Students at Fort St. James Secondary School (FSJSS) have invented an innovative way to address stigma on mental health.

Students at Fort St. James Secondary School (FSJSS) have invented an innovative way to address stigma on mental health.

The Social Networking App for Resilience, or SONAR, is an interactive website and app meant to engage young people to learn more about depression, anxiety, substance abuse or any other mental health problems. The idea came into fruition last year after an UNBC practicum student visited FSJSS and organized a group to study mental health. Thus the SONAR team was born.

“We want to change the views Fort St. James youth have on mental health,” Raylene Erickson, 17, said, lead SONAR member.

In Canada approximately one in four youth experience mental health. In Fort St. James, more than half the youth who completed a recent SONAR survey met the criteria of having significant mental health problems. Over the past year, ten youth collaborators from the community worked closely to determine the main issues affecting Fort St. James youth. They concluded the three top reasons are substance abuse, racism and bullying. They also found a lack of opportunity for peers and adults to connect in meaningful ways.

“The SONAR website is intended to facilitate youth engagement and participation in the community. With SONAR people can log on and find out what’s happening in the community, positive places to hang out and it even has a calendar of upcoming events,” Jhenipher Bridgeman said, SONAR teacher liaison and at-risk youth worker at FSJSS.

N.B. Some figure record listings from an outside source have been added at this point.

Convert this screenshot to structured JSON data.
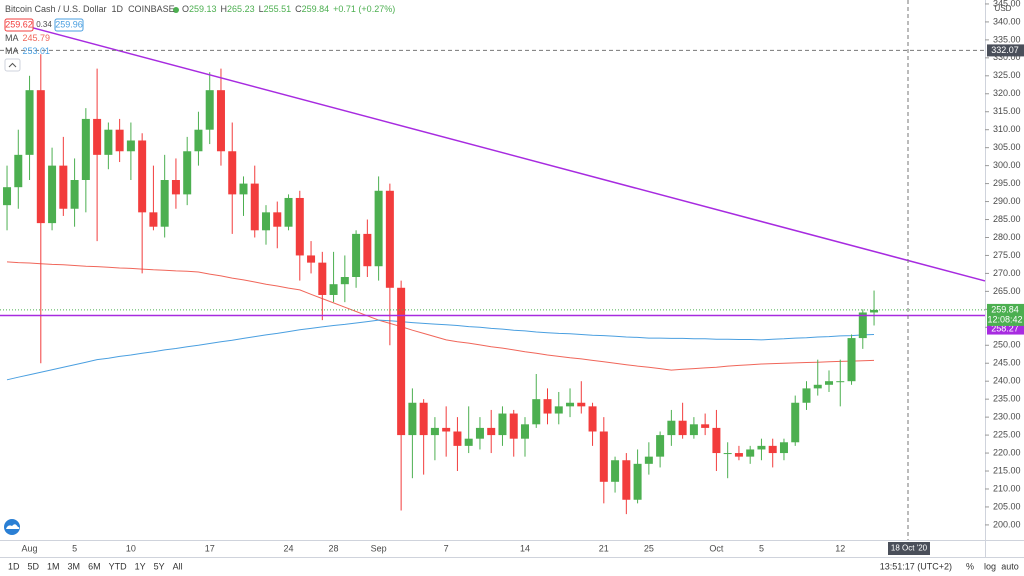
{
  "chart_data": {
    "type": "candlestick",
    "header": {
      "symbol": "Bitcoin Cash / U.S. Dollar",
      "interval": "1D",
      "exchange": "COINBASE",
      "quote": [
        [
          "O",
          "259.13"
        ],
        [
          "H",
          "265.23"
        ],
        [
          "L",
          "255.51"
        ],
        [
          "C",
          "259.84"
        ]
      ],
      "change": "+0.71 (+0.27%)",
      "sell": "259.62",
      "spread": "0.34",
      "buy": "259.96"
    },
    "currency": "USD",
    "up_color": "#4caf50",
    "down_color": "#f23c3c",
    "categories": [
      null,
      null,
      "Aug",
      null,
      null,
      null,
      "5",
      null,
      null,
      null,
      null,
      "10",
      null,
      null,
      null,
      null,
      null,
      null,
      "17",
      null,
      null,
      null,
      null,
      null,
      null,
      "24",
      null,
      null,
      null,
      "28",
      null,
      null,
      null,
      "Sep",
      null,
      null,
      null,
      null,
      null,
      "7",
      null,
      null,
      null,
      null,
      null,
      null,
      "14",
      null,
      null,
      null,
      null,
      null,
      null,
      "21",
      null,
      null,
      null,
      "25",
      null,
      null,
      null,
      null,
      null,
      "Oct",
      null,
      null,
      null,
      "5",
      null,
      null,
      null,
      null,
      null,
      null,
      "12",
      null,
      null,
      null
    ],
    "ohlc": [
      [
        289,
        300,
        282,
        294
      ],
      [
        294,
        310,
        288,
        303
      ],
      [
        303,
        325,
        296,
        321
      ],
      [
        321,
        331,
        245,
        284
      ],
      [
        284,
        305,
        282,
        300
      ],
      [
        300,
        308,
        286,
        288
      ],
      [
        288,
        302,
        283,
        296
      ],
      [
        296,
        316,
        287,
        313
      ],
      [
        313,
        327,
        279,
        303
      ],
      [
        303,
        312,
        299,
        310
      ],
      [
        310,
        313,
        301,
        304
      ],
      [
        304,
        312,
        296,
        307
      ],
      [
        307,
        309,
        270,
        287
      ],
      [
        287,
        300,
        282,
        283
      ],
      [
        283,
        303,
        280,
        296
      ],
      [
        296,
        302,
        288,
        292
      ],
      [
        292,
        308,
        289,
        304
      ],
      [
        304,
        315,
        300,
        310
      ],
      [
        310,
        326,
        306,
        321
      ],
      [
        321,
        327,
        300,
        304
      ],
      [
        304,
        312,
        281,
        292
      ],
      [
        292,
        297,
        286,
        295
      ],
      [
        295,
        300,
        280,
        282
      ],
      [
        282,
        289,
        278,
        287
      ],
      [
        287,
        290,
        277,
        283
      ],
      [
        283,
        292,
        282,
        291
      ],
      [
        291,
        293,
        268,
        275
      ],
      [
        275,
        279,
        270,
        273
      ],
      [
        273,
        276,
        257,
        264
      ],
      [
        264,
        276,
        262,
        267
      ],
      [
        267,
        275,
        262,
        269
      ],
      [
        269,
        282,
        266,
        281
      ],
      [
        281,
        285,
        269,
        272
      ],
      [
        272,
        297,
        268,
        293
      ],
      [
        293,
        295,
        250,
        266
      ],
      [
        266,
        268,
        204,
        225
      ],
      [
        225,
        238,
        213,
        234
      ],
      [
        234,
        235,
        214,
        225
      ],
      [
        225,
        230,
        218,
        227
      ],
      [
        227,
        233,
        219,
        226
      ],
      [
        226,
        230,
        215,
        222
      ],
      [
        222,
        233,
        220,
        224
      ],
      [
        224,
        230,
        221,
        227
      ],
      [
        227,
        232,
        220,
        225
      ],
      [
        225,
        233,
        222,
        231
      ],
      [
        231,
        232,
        219,
        224
      ],
      [
        224,
        230,
        219,
        228
      ],
      [
        228,
        242,
        227,
        235
      ],
      [
        235,
        238,
        228,
        231
      ],
      [
        231,
        237,
        228,
        233
      ],
      [
        233,
        238,
        230,
        234
      ],
      [
        234,
        240,
        231,
        233
      ],
      [
        233,
        234,
        222,
        226
      ],
      [
        226,
        230,
        206,
        212
      ],
      [
        212,
        219,
        209,
        218
      ],
      [
        218,
        220,
        203,
        207
      ],
      [
        207,
        221,
        206,
        217
      ],
      [
        217,
        223,
        214,
        219
      ],
      [
        219,
        226,
        216,
        225
      ],
      [
        225,
        232,
        222,
        229
      ],
      [
        229,
        234,
        224,
        225
      ],
      [
        225,
        230,
        224,
        228
      ],
      [
        228,
        231,
        225,
        227
      ],
      [
        227,
        232,
        215,
        220
      ],
      [
        220,
        223,
        213,
        220
      ],
      [
        220,
        222,
        218,
        219
      ],
      [
        219,
        222,
        217,
        221
      ],
      [
        221,
        224,
        218,
        222
      ],
      [
        222,
        224,
        216,
        220
      ],
      [
        220,
        224,
        218,
        223
      ],
      [
        223,
        236,
        222,
        234
      ],
      [
        234,
        240,
        232,
        238
      ],
      [
        238,
        246,
        236,
        239
      ],
      [
        239,
        243,
        237,
        240
      ],
      [
        240,
        246,
        233,
        240
      ],
      [
        240,
        253,
        239,
        252
      ],
      [
        252,
        260,
        249,
        259.13
      ],
      [
        259.13,
        265.23,
        255.51,
        259.84
      ]
    ],
    "ma": [
      {
        "name": "MA",
        "color": "#f0665a",
        "legend_value": "245.79",
        "values": [
          273.2,
          273.0,
          272.9,
          272.7,
          272.5,
          272.4,
          272.2,
          272.0,
          271.9,
          271.7,
          271.5,
          271.4,
          271.2,
          271.0,
          270.9,
          270.7,
          270.6,
          270.4,
          269.8,
          269.3,
          268.7,
          268.2,
          267.6,
          267.0,
          266.5,
          265.9,
          265.4,
          264.2,
          263.0,
          261.8,
          260.6,
          259.4,
          258.2,
          257.0,
          256.1,
          255.2,
          254.2,
          253.3,
          252.4,
          251.5,
          251.0,
          250.6,
          250.1,
          249.6,
          249.2,
          248.7,
          248.2,
          247.8,
          247.3,
          246.9,
          246.5,
          246.2,
          245.8,
          245.4,
          245.0,
          244.6,
          244.2,
          243.9,
          243.5,
          243.1,
          243.3,
          243.5,
          243.7,
          243.9,
          244.2,
          244.4,
          244.6,
          244.8,
          244.9,
          245.0,
          245.1,
          245.2,
          245.3,
          245.4,
          245.5,
          245.6,
          245.7,
          245.79
        ]
      },
      {
        "name": "MA",
        "color": "#4a9fe0",
        "legend_value": "253.01",
        "values": [
          240.4,
          241.1,
          241.8,
          242.5,
          243.2,
          243.9,
          244.6,
          245.3,
          246.0,
          246.4,
          246.9,
          247.3,
          247.8,
          248.2,
          248.7,
          249.1,
          249.6,
          250.0,
          250.5,
          251.0,
          251.4,
          251.9,
          252.4,
          252.9,
          253.3,
          253.8,
          254.3,
          254.7,
          255.1,
          255.5,
          255.8,
          256.2,
          256.6,
          257.0,
          256.8,
          256.6,
          256.3,
          256.1,
          255.9,
          255.7,
          255.5,
          255.2,
          255.0,
          254.7,
          254.5,
          254.2,
          254.0,
          253.7,
          253.5,
          253.3,
          253.2,
          253.0,
          252.8,
          252.7,
          252.5,
          252.3,
          252.2,
          252.0,
          252.0,
          251.9,
          251.9,
          251.8,
          251.8,
          251.7,
          251.7,
          251.6,
          251.6,
          251.5,
          251.7,
          251.8,
          252.0,
          252.1,
          252.3,
          252.4,
          252.6,
          252.7,
          252.9,
          253.01
        ]
      }
    ],
    "trendline": {
      "color": "#a72be0",
      "values": [
        338.6,
        267.9
      ]
    },
    "hline": {
      "color": "#a72be0",
      "value": 258.27
    },
    "crosshair": {
      "price": 332.07,
      "date": "18 Oct '20"
    },
    "countdown": "12:08:42",
    "ylim": [
      195.8,
      346.1
    ],
    "yticks": [
      {
        "value": 200,
        "label": "200.00"
      },
      {
        "value": 205,
        "label": "205.00"
      },
      {
        "value": 210,
        "label": "210.00"
      },
      {
        "value": 215,
        "label": "215.00"
      },
      {
        "value": 220,
        "label": "220.00"
      },
      {
        "value": 225,
        "label": "225.00"
      },
      {
        "value": 230,
        "label": "230.00"
      },
      {
        "value": 235,
        "label": "235.00"
      },
      {
        "value": 240,
        "label": "240.00"
      },
      {
        "value": 245,
        "label": "245.00"
      },
      {
        "value": 250,
        "label": "250.00"
      },
      {
        "value": 255,
        "label": "255.00"
      },
      {
        "value": 260,
        "label": "260.00"
      },
      {
        "value": 265,
        "label": "265.00"
      },
      {
        "value": 270,
        "label": "270.00"
      },
      {
        "value": 275,
        "label": "275.00"
      },
      {
        "value": 280,
        "label": "280.00"
      },
      {
        "value": 285,
        "label": "285.00"
      },
      {
        "value": 290,
        "label": "290.00"
      },
      {
        "value": 295,
        "label": "295.00"
      },
      {
        "value": 300,
        "label": "300.00"
      },
      {
        "value": 305,
        "label": "305.00"
      },
      {
        "value": 310,
        "label": "310.00"
      },
      {
        "value": 315,
        "label": "315.00"
      },
      {
        "value": 320,
        "label": "320.00"
      },
      {
        "value": 325,
        "label": "325.00"
      },
      {
        "value": 330,
        "label": "330.00"
      },
      {
        "value": 335,
        "label": "335.00"
      },
      {
        "value": 340,
        "label": "340.00"
      },
      {
        "value": 345,
        "label": "345.00"
      }
    ],
    "toolbar": {
      "ranges": [
        "1D",
        "5D",
        "1M",
        "3M",
        "6M",
        "YTD",
        "1Y",
        "5Y",
        "All"
      ],
      "clock": "13:51:17 (UTC+2)",
      "options": [
        "%",
        "log",
        "auto"
      ]
    }
  }
}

This past January, Erickson and Bridgeman attended the Balancing Our Minds Youth Summit in Vancouver after SONAR was nominated for the Every Day Champion of Wellness Award. Although the group did not win, the two ladies brought back with them many ways to engage the community further.

“At the summit we learned about laughter, yoga, mindfulness, Mind Check and, heard so many stories of how other youth have taken away the stigma in their communities,” Erickson said.

The SONAR group hopes to use MindCheck, an educational website on mental health, to get more people involved. The website hosts a curriculum that SONAR will use in classrooms, called Stop Wondering Start Knowing. It hosts three sessions – What is Mental Health, Talk and Take Action and Recognizing Mental Health Challenges and Achieve Mental Awareness.

“Our goal is to essentially start with adults teaching the class but then eventually have students teach. It will be much more affective coming from peers,” Kaylee Walstrom, 16, SONAR member, said.

With help from grant writer Shauna Hesse, SONAR is hopeful to receive funding and together with the Theatre Northwest Music Makers and Nechako Valley Arts Council, put on a play with a mental health focus. It will be a theatre production for the community to see and will possibly travel to other schools, Bridgeman said.

“Moving forward we will also be doing an assembly to let everyone know about these resources and will be creating a mental health board in the school,” she said.